Trump judge Bress harshly dissented. He argued that the decision whether to withdraw the proposed determination was “committed to agency discretion” that is “unfettered” and not subject to judicial review. Bress asserted that the majority’s “deeply flawed” ruling improperly intervened in the 2019 EPA’s “balancing of policy considerations” that led it to roll back the proposed environmental limitations, and could well lead a future EPA that is “more solicitous of commercial development” to not even initiate such environmental determination decisions.
In addition to explaining carefully how relevant EPA regulations did in fact set forth a “meaningful legal standard” for review of the 2019 EPA action, the majority showed what was wrong with Bress’ critique. Contrary to Bress’ assertions, the majority explained, “policy implications” played “no role” in its legal determination that the 2019 EPA’s withdrawal of the environmental proposals was “reviewable” as a matter of law. The same agency may often take differing actions under different administrations, the majority went on, and such political disagreements happen “all the time.” Such concerns offer no valid reason, the majority noted, to affect its decision on “the legal question before us” about whether “the agency’s withdrawal here is reviewable.”

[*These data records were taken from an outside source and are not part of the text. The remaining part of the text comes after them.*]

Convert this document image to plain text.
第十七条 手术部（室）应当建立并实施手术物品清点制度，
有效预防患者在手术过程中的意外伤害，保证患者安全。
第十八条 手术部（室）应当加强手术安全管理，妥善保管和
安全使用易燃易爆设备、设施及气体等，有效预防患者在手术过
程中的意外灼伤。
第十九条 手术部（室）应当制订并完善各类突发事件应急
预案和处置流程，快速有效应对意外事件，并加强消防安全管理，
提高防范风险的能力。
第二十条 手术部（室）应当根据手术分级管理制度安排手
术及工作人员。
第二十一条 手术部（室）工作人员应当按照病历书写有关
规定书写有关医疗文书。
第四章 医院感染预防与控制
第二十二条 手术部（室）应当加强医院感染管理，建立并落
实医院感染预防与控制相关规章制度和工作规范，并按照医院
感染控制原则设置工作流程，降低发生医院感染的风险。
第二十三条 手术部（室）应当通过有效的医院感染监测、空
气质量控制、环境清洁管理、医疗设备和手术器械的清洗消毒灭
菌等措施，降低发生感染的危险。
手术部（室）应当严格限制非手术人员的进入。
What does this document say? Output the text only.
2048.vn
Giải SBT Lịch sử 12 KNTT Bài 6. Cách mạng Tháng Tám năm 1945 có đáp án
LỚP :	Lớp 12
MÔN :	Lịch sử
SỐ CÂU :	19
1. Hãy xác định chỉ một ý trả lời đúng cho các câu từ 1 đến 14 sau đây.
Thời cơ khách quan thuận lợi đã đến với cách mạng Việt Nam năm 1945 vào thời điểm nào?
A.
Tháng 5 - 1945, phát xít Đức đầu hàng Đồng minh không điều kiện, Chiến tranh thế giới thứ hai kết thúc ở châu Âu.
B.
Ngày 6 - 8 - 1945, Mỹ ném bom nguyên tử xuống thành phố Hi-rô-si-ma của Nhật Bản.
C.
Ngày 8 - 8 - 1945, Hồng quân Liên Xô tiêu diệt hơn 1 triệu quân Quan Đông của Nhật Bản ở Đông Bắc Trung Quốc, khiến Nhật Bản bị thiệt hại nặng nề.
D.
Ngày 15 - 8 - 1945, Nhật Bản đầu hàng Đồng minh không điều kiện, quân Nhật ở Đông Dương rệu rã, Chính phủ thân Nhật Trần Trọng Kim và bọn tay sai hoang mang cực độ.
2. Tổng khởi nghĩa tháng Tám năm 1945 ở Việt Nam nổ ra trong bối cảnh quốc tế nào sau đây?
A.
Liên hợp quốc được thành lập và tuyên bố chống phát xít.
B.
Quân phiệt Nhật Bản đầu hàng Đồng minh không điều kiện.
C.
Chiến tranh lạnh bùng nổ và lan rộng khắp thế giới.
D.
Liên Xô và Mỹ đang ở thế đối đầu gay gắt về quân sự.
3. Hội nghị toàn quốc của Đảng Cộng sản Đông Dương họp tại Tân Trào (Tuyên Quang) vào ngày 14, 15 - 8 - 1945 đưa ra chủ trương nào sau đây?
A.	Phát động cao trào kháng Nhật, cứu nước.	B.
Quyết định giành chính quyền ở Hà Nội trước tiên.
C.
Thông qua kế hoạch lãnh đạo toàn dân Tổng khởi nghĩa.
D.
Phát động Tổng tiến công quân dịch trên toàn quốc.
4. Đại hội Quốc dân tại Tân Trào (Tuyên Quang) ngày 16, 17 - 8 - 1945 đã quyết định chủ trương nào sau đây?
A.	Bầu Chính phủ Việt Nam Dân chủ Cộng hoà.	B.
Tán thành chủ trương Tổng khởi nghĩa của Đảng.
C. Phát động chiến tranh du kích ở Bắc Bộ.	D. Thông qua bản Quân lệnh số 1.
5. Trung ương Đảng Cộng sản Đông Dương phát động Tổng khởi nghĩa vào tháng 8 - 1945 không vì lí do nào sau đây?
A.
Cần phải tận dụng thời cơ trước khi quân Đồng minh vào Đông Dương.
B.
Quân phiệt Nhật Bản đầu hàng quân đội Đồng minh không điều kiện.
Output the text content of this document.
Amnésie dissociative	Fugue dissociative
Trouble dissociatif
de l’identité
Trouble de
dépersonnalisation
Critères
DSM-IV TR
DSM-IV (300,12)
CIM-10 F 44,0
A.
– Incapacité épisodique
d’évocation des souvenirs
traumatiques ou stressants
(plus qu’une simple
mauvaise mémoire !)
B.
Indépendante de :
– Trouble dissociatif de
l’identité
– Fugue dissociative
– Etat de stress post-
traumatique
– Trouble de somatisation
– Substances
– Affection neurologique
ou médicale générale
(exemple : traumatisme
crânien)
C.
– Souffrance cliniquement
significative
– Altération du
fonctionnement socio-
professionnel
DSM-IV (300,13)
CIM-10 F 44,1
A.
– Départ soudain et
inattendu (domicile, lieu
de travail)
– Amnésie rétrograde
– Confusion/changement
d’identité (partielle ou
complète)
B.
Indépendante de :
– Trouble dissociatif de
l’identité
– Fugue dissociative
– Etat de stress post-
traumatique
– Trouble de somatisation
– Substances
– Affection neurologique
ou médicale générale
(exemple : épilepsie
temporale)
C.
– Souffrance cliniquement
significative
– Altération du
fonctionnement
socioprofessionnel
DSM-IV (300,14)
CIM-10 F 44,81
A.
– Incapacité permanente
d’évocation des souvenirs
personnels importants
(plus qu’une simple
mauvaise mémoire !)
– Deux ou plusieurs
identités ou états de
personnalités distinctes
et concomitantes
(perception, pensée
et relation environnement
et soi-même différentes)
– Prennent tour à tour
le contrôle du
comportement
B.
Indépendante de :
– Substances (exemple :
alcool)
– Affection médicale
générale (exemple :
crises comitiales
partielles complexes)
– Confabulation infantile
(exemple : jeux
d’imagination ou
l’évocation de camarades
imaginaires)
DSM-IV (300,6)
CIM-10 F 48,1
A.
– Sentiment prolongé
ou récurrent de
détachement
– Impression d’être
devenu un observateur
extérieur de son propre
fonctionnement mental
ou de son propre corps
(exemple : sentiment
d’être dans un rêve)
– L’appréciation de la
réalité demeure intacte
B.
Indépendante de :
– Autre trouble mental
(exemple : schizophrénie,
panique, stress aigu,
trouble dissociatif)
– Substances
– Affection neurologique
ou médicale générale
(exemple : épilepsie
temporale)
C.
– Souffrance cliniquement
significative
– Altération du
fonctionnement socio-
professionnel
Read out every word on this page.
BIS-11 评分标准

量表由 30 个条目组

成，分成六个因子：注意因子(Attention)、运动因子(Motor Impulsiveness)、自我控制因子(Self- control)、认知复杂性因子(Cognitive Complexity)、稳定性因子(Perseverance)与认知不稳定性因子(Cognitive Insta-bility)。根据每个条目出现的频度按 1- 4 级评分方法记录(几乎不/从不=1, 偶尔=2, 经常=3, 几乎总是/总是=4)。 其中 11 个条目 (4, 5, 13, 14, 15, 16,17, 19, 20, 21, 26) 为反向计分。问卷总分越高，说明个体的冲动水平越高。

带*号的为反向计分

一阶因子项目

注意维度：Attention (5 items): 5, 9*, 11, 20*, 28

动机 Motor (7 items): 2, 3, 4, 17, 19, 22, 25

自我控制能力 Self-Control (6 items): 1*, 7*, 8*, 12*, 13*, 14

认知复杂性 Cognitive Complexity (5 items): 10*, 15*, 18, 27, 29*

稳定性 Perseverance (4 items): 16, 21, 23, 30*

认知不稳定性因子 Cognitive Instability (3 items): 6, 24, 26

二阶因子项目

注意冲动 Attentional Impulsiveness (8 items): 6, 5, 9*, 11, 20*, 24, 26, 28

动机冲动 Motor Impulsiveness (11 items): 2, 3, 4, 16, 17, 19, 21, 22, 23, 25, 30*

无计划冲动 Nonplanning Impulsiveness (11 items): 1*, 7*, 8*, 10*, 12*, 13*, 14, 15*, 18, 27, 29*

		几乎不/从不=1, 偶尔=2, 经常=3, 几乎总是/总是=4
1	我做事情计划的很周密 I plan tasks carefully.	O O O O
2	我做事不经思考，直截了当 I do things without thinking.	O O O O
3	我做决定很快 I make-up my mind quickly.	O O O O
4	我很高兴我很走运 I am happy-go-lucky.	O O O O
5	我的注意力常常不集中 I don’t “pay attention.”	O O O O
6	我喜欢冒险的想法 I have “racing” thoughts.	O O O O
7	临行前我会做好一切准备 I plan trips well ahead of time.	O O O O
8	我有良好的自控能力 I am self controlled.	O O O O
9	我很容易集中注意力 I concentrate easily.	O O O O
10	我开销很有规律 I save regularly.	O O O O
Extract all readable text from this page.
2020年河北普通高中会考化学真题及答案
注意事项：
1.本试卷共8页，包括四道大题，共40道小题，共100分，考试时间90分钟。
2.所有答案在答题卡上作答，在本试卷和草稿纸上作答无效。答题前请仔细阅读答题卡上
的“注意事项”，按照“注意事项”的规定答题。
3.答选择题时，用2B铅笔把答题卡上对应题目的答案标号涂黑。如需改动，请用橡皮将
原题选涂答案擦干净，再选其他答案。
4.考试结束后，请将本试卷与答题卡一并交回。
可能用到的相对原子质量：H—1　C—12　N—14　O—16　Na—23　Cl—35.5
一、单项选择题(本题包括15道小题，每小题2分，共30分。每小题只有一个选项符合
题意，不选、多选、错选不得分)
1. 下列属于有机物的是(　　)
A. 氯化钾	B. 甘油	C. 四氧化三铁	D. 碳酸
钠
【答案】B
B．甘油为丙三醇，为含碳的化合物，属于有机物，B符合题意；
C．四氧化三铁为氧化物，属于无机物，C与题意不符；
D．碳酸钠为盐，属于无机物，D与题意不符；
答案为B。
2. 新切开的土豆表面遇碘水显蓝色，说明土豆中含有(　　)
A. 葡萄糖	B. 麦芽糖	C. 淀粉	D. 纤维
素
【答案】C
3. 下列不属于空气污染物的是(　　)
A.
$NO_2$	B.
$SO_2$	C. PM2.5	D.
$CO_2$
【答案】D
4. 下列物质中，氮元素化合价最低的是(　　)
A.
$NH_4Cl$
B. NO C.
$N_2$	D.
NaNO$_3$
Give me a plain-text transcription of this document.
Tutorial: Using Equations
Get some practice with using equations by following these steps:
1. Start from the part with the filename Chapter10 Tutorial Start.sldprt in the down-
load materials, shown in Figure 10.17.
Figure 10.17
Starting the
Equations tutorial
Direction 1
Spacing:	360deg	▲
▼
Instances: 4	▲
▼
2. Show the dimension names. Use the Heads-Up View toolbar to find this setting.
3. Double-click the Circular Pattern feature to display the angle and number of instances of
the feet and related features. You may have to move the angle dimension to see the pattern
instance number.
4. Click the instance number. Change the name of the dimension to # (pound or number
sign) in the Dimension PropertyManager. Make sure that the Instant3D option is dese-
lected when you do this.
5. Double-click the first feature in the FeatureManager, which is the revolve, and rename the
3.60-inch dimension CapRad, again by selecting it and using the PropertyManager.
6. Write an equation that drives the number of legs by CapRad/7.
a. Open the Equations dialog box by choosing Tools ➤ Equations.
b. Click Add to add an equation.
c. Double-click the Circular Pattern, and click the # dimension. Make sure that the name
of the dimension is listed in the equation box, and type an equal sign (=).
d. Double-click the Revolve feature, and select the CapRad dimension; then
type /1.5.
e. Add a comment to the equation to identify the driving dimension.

As a result of the majority’s ruling, environmental groups concerned with the Trump EPA’s withdrawal of proposed environmental restrictions on mining in the Bristol Bay watershed will have the opportunity to present their case in court. If it had been up to Trump judge Bress, however, no court review of those Trump EPA actions, as well as other possible review of other similar conduct, would have been allowed at all. There are a number of openings to be filled on the Ninth Circuit, including an opening that will be created by Judge Graber’s recent decision to take senior status, which will be very important, among other things, to decisions concerning the environment in the future. For the sake of our fight for our courts, it is crucial that the Senate confirm nominations by President Biden to fill such openings as promptly as possible.